Зеленый шум - страница 10

стр.

Самец, сразу поняв, в чем тут дело, спустился и сел на тот же мостик, возле елки, у самого гнезда, где Косач токовал, только поближе к сосне, и стал выжидать.

Косач в это время, не обращая на самца вороны никакого внимания, выкликнул свое, известное всем охотникам:

— Кар-кар-кекс!

И это было сигналом ко всеобщей драке всех токующих петухов. Ну и полетели во все-то стороны круты перья! И тут, как будто по тому же сигналу, ворона-самец мелкими шагами по мостику незаметно стал подбираться к Косачу.

Неподвижные, как изваяния, сидели на камне охотники за сладкой клюквой. Солнце, такое горячее и чистое, вышло против них над болотными елочками. Но случилось на небе в это время одно облако. Оно явилось, как холодная синяя стрелка, и пересекло собой пополам восходящее солнце. В то же время вдруг ветер рванул еще раз, и тогда нажала сосна и ель зарычала.

В это время, отдохнув на камне и согревшись в лучах солнца, Настя с Митрашей встали, чтобы продолжать дальше свой путь. Но у самого камня довольно широкая болотная тропа расходилась вилкой: одна, хорошая, плотная тропа шла направо, другая, слабенькая, — прямо.

Проверив по компасу направление троп, Митраша, указывая слабую тропу, сказал:

— Нам надо по этой на север.

— Это не тропа! — ответила Настя.

— Вот еще! — рассердился Митраша. — Люди шли — значит, тропа. Нам надо на север. Идем, и не разговаривай больше.

Насте было обидно подчиниться младшему Митраше.

— Кра! — крикнула в это время ворона в гнезде.

И ее самец мелкими шажками перебежал ближе к Косачу на полмостика.

Вторая круто-синяя стрела пересекла солнце, и сверху стала надвигаться серая хмарь.

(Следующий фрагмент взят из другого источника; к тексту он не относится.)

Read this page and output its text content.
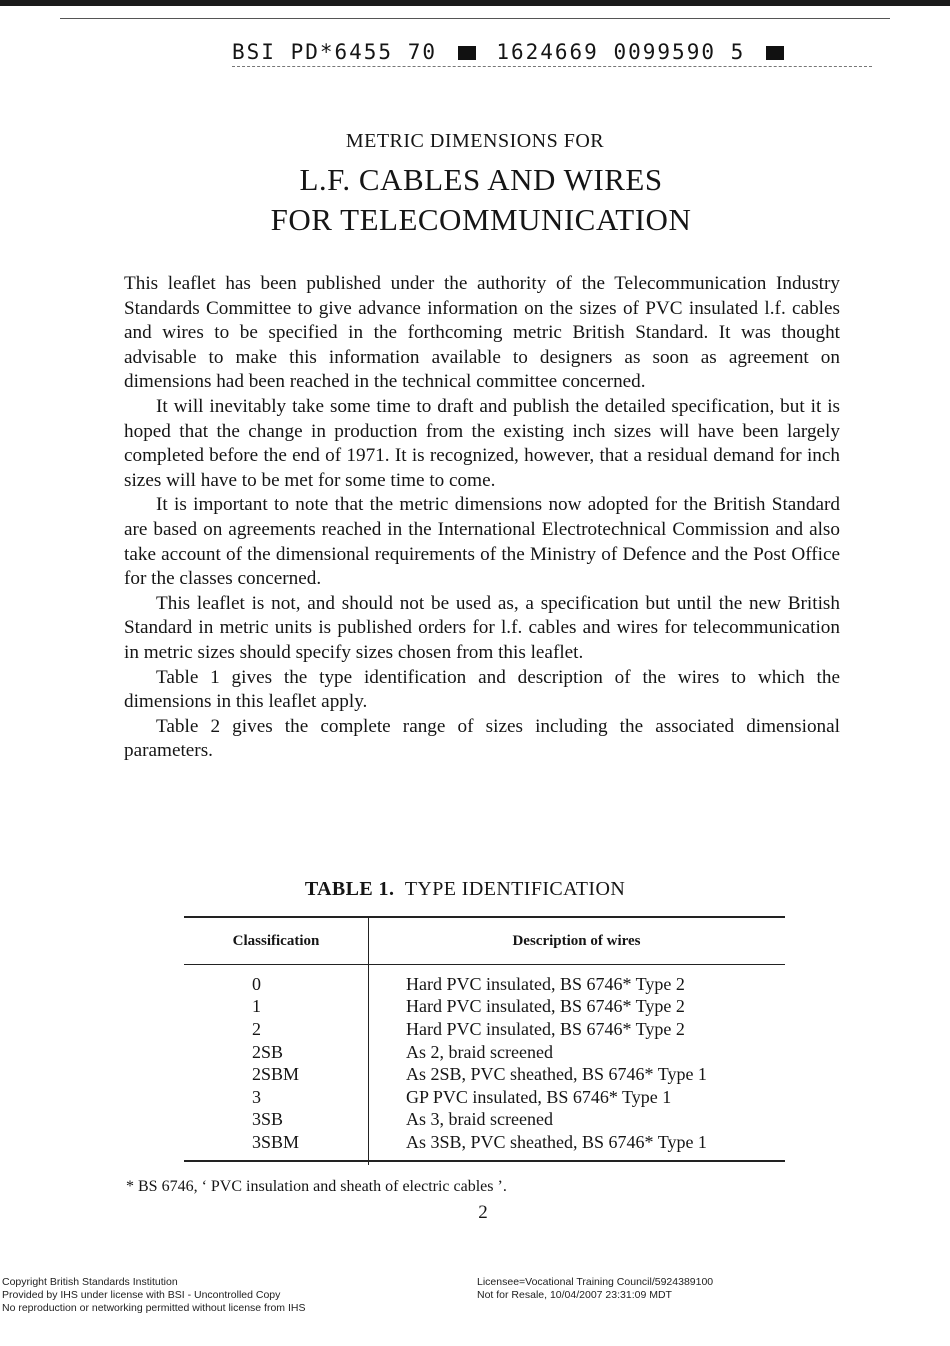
BSI PD*6455 70	1624669 0099590 5
METRIC DIMENSIONS FOR
L.F. CABLES AND WIRES
FOR TELECOMMUNICATION

This leaflet has been published under the authority of the Telecommunication Industry Standards Committee to give advance information on the sizes of PVC insulated l.f. cables and wires to be specified in the forthcoming metric British Standard. It was thought advisable to make this information available to designers as soon as agreement on dimensions had been reached in the technical committee concerned.

It will inevitably take some time to draft and publish the detailed specification, but it is hoped that the change in production from the existing inch sizes will have been largely completed before the end of 1971. It is recognized, however, that a residual demand for inch sizes will have to be met for some time to come.

It is important to note that the metric dimensions now adopted for the British Standard are based on agreements reached in the International Electrotechnical Commission and also take account of the dimensional requirements of the Ministry of Defence and the Post Office for the classes concerned.

This leaflet is not, and should not be used as, a specification but until the new British Standard in metric units is published orders for l.f. cables and wires for telecommunication in metric sizes should specify sizes chosen from this leaflet.

Table 1 gives the type identification and description of the wires to which the dimensions in this leaflet apply.

Table 2 gives the complete range of sizes including the associated dimensional parameters.

TABLE 1. TYPE IDENTIFICATION
Classification	Description of wires
0	Hard PVC insulated, BS 6746* Type 2
1	Hard PVC insulated, BS 6746* Type 2
2	Hard PVC insulated, BS 6746* Type 2
2SB	As 2, braid screened
2SBM	As 2SB, PVC sheathed, BS 6746* Type 1
3	GP PVC insulated, BS 6746* Type 1
3SB	As 3, braid screened
3SBM	As 3SB, PVC sheathed, BS 6746* Type 1
* BS 6746, ‘ PVC insulation and sheath of electric cables ’.
2
Copyright British Standards Institution
Provided by IHS under license with BSI - Uncontrolled Copy
No reproduction or networking permitted without license from IHS
Licensee=Vocational Training Council/5924389100
Not for Resale, 10/04/2007 23:31:09 MDT
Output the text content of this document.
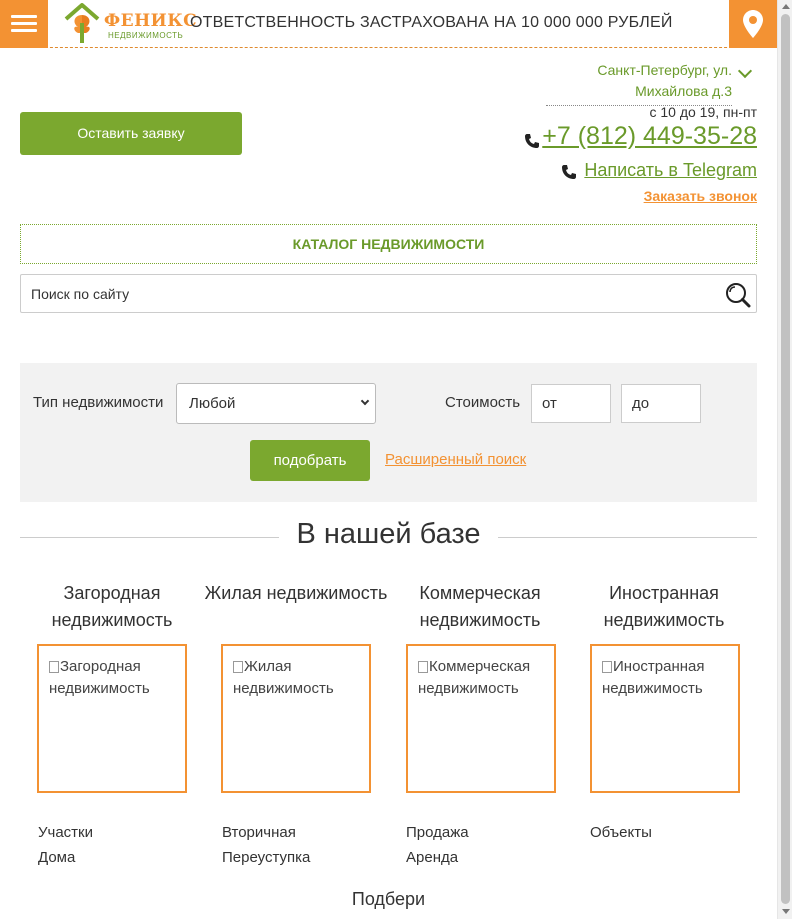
ФЕНИКС
НЕДВИЖИМОСТЬ
ОТВЕТСТВЕННОСТЬ ЗАСТРАХОВАНА НА 10 000 000 РУБЛЕЙ
Санкт-Петербург, ул. Михайлова д.3
с 10 до 19, пн-пт
+7 (812) 449-35-28
Написать в Telegram
Заказать звонок
Оставить заявку
КАТАЛОГ НЕДВИЖИМОСТИ
Поиск по сайту
Тип недвижимости	Любой	Стоимость
от
до
подобрать	Расширенный поиск
В нашей базе
Загородная недвижимость
Загородная недвижимость
Участки
Дома
Жилая недвижимость
Жилая недвижимость
Вторичная
Переуступка
Коммерческая недвижимость
Коммерческая недвижимость
Продажа
Аренда
Иностранная недвижимость
Иностранная недвижимость
Объекты
Подбери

«Золотая Курочка» собралась с силами и попробовала уговорить своего друга.

— Смотри, — сказала она, — какая плотная моя тропа, тут все люди ходят. Неужели мы умней всех?

— Пусть ходят все люди, — решительно ответил упрямый «Мужичок в мешочке». — Мы должны идти по стрелке, как отец нас учил, на север, к палестинке.

— Отец нам сказки рассказывал, он шутил с нами, — сказала Настя. — И, наверно, на севере вовсе и нет никакой палестинки. Очень даже будет глупо нам по стрелке идти: как раз не на палестинку, а в самую Слепую елань угодим.

— Ну, ладно, — резко повернул Митраша. — Я с тобой больше спорить не буду: ты иди по своей тропе, куда все бабы ходят за клюквой, я же пойду сам по себе, по своей тропке, на север.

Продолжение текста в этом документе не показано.